Loss and gain of motor protein function can cause ROS-dependent or -independent microtubule bundle damage in axons

Neurodegeneration often starts by atrophy of the cable-like nerve fibres (axons) that wire nervous systems. Maintaining axons requires supply via motor protein-driven transport along uninterrupted bundles of microtubules. Functional loss of motor proteins, but surprisingly also their hyperactivation, link to conditions of axonal atrophy; in both cases the underlying mechanisms are little understood. To bridge this important knowledge gap, we carried out systematic studies using 40 different genetic tools to manipulate 19 context-related genes in one standardised <i>Drosophila</i> primary neuron system. Starting with transport motors, we found that downregulation in at least three of them, Dynein heavy chain, the KIF5 orthologue Kinesin heavy chain (Khc) and KIF1A orthologue Unc-104, caused disintegration of axonal microtubule bundles which we refer to as ‘microtubule-curling’; this damages the essential highways for life-sustaining axonal transport. To understand this phenomenon, we focussed on Khc’s various subfunctions. We found that abolishing Khc-mediated mitochondrial and lysosomal transport affects the homeostasis of reactive oxygen species (ROS) which, in turn, triggers microtubule-curling in fly and mouse neurons alike.

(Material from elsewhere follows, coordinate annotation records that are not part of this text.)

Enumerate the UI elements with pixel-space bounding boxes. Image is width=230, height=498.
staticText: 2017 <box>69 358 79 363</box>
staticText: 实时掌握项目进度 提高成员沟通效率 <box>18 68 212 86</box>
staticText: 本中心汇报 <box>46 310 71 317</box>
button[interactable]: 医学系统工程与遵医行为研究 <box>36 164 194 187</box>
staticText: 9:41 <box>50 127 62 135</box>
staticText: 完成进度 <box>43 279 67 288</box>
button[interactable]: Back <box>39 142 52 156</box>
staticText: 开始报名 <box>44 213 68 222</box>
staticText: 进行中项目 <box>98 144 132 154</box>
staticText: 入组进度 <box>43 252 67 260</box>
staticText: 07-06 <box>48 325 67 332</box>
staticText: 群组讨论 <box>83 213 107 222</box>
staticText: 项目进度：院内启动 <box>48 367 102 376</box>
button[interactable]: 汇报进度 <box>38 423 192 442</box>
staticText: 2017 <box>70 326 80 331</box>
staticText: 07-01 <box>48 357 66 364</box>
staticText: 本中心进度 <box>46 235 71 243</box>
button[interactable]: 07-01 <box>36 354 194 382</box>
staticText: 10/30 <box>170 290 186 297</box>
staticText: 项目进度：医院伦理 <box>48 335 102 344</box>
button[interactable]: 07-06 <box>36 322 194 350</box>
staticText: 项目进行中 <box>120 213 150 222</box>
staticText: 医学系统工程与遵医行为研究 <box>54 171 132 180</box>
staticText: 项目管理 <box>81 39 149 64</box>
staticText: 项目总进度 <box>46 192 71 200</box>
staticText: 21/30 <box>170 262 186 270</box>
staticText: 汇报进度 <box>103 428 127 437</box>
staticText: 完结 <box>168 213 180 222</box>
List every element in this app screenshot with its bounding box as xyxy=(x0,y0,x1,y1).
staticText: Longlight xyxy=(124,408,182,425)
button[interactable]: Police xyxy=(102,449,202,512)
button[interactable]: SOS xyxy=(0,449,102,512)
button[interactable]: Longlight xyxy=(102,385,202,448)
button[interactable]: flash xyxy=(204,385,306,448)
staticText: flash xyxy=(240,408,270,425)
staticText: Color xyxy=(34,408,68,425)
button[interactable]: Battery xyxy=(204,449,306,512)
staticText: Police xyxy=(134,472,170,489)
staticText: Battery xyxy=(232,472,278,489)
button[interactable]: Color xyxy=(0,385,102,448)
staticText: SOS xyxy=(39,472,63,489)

Taking the opposite approach by using conditions where Khc is hyperactive, comparable microtubule-curling is observed, triggered by a ROS-independent mechanism likely involving excessive mechanical force generation. To assess wider relevance of our findings, we studied Unc-104, its binding partner KIFBP and human KIF5A. These studies suggest that functional loss and hyperactivation also of other transport motors cause ROS-dependent and -independent microtubule-curling, which could therefore represent two fundamental pathways that link transport motors to microtubule bundle decay and neurodegeneration.